4. WORRY: THE INTERNAL STRESSOR (How much am I stressing myself?)

May 25, 2020

Photo by David Walker

Dear Friends:

I know that we have already spent a week looking at worry as a response to the stress we experience in our lives.  However, there is another facet of worry that we need to address to help us see that worry is not only unhelpful, but that it is also harmful.   Web.md (under “causes of stress”) talks about worry as a mechanism that is not just a reaction to stress but a cause of internal stress.  It can also negatively transform our experience of the events occurring outside of ourselves.   Web.md lists causes of internal stress as they relate to worry and I added a few of my own:

-Fear and uncertainty

-Unrealistic expectations

-Change

-Approval Seeking and avoiding disapproval

-Perfectionism

-A sense of a lack of control

-Avoidance

-Procrastination

I am sure that the list could go on and on, and what might cause an internal experience of stress in one person might not in another person.  Below, I have given you a chart to explore how any of these listed items might cause you stress by an internally driven response to life (see “Tips” for help in copying the below chart).  

Which of the above did you see as most troublesome for you?

What impact do these have on your relationships?

WHY SO MUCH THOUGHT ABOUT WORRY?

Worry isn’t something that just happens to you.  Worry is a thought process that was learned somewhere through your journey in life and has probably become a default setting, a habitual way of thinking and processing life.  It’s a very powerful force in our lives as these worry thoughts have a negative impact on our emotions.  I say that worry is like eating.  If “you are what you eat”, and you have spent several days eating greasy pizza, chips, cake, donuts, etc., how will you feel?  Most people would say, “awful!”.   Well, you are what you think as well, so if you spend most of your days thinking negative thoughts of worry, then the emotional outcome will be negative as well.  If we expand the earlier chart it would look like this:

“How much am I stressing myself?”

Anxiety is an emotion and is a very stressful way of experiencing life.  And as we have learned, worry (as a reaction to stress) causes and increases this anxiety and we begin to see how we are creating an internal source of stress by our own doing.  We have to become aware that we are worrying in order to make a change in our self-imposed anxiety.  Romans 12:2 states, “…do not be conformed to this world, but be transformed by the renewing of your mind.”  Part of this journey is to transform our thinking and we have begun this in today’s blog by becoming aware of worry as a precursor to an internal source of stress through the experience of anxiety.

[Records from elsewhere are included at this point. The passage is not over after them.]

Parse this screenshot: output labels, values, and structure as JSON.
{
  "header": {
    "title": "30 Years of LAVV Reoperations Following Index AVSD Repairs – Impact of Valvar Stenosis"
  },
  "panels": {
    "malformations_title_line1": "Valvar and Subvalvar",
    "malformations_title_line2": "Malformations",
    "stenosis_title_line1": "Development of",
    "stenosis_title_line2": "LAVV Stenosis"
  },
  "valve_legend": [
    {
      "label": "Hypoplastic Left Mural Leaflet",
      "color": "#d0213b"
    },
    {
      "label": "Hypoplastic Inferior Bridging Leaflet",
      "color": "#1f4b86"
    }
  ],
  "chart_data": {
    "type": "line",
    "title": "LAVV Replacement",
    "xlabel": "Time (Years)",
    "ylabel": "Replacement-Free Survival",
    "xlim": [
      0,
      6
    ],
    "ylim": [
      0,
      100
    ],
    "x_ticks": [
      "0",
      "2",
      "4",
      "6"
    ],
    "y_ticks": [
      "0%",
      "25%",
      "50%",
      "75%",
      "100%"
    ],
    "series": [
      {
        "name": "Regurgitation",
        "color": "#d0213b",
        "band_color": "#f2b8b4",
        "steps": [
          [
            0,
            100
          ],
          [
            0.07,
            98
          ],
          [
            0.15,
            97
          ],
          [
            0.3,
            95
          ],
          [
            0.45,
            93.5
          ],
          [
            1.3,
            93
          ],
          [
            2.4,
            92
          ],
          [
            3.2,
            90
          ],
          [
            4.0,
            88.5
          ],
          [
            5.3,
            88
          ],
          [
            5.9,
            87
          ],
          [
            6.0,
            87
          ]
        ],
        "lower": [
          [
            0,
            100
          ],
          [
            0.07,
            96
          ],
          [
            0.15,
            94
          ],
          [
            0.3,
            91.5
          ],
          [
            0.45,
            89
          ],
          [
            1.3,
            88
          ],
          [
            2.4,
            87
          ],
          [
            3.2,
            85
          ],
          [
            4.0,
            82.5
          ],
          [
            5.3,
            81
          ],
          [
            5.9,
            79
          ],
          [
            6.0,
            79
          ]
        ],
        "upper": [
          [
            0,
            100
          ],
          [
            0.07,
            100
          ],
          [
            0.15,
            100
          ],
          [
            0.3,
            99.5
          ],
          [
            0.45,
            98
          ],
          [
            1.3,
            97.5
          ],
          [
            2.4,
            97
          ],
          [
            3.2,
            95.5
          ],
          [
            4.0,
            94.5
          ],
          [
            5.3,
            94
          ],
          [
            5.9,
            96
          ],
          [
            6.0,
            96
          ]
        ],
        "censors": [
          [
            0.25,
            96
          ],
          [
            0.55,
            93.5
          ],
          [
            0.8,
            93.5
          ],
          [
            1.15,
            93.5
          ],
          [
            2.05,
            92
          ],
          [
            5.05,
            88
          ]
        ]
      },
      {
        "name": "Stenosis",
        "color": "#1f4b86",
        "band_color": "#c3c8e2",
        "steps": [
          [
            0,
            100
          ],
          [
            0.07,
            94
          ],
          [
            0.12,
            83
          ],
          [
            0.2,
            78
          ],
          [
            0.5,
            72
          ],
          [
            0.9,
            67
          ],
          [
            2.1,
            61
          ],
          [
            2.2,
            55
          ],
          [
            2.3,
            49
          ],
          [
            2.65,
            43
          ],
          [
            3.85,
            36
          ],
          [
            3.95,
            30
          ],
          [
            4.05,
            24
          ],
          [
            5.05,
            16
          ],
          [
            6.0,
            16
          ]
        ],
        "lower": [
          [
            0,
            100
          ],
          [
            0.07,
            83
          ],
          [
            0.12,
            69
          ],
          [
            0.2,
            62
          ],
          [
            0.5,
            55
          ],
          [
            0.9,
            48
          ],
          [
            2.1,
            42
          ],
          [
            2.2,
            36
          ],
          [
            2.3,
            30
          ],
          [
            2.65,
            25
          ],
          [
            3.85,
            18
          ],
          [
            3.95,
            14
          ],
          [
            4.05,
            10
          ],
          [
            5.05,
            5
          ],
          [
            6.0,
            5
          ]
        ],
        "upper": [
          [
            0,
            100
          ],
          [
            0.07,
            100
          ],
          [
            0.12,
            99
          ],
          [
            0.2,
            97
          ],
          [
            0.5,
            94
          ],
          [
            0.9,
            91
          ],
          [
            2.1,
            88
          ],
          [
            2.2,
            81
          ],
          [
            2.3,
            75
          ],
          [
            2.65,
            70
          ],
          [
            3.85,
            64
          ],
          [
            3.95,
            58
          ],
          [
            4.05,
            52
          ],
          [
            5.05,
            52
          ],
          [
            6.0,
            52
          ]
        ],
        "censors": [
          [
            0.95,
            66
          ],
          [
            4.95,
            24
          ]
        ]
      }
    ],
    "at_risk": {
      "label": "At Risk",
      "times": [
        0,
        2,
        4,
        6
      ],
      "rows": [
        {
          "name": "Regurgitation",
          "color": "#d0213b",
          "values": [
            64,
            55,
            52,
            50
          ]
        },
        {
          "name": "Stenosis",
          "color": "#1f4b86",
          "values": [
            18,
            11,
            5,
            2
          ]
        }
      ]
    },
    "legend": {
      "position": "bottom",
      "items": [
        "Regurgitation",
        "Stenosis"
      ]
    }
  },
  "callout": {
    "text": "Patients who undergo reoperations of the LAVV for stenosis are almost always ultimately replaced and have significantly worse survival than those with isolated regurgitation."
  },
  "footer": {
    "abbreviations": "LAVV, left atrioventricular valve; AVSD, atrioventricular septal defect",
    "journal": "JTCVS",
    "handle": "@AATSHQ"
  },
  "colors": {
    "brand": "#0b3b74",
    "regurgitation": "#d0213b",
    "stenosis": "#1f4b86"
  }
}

And the big question is, “How much am I stressing myself?”

Questions to ponder about anxiety:

How prevalent is anxiety in my life (how often do I feel anxious)? Has this changed since Covid19 or have I always been anxious to some degree?

What are indicators to me that I am anxious?

What have I been worrying about that would be causing me anxiety?

May you find great insight this week into your relationship with worry as a means of stressing yourself!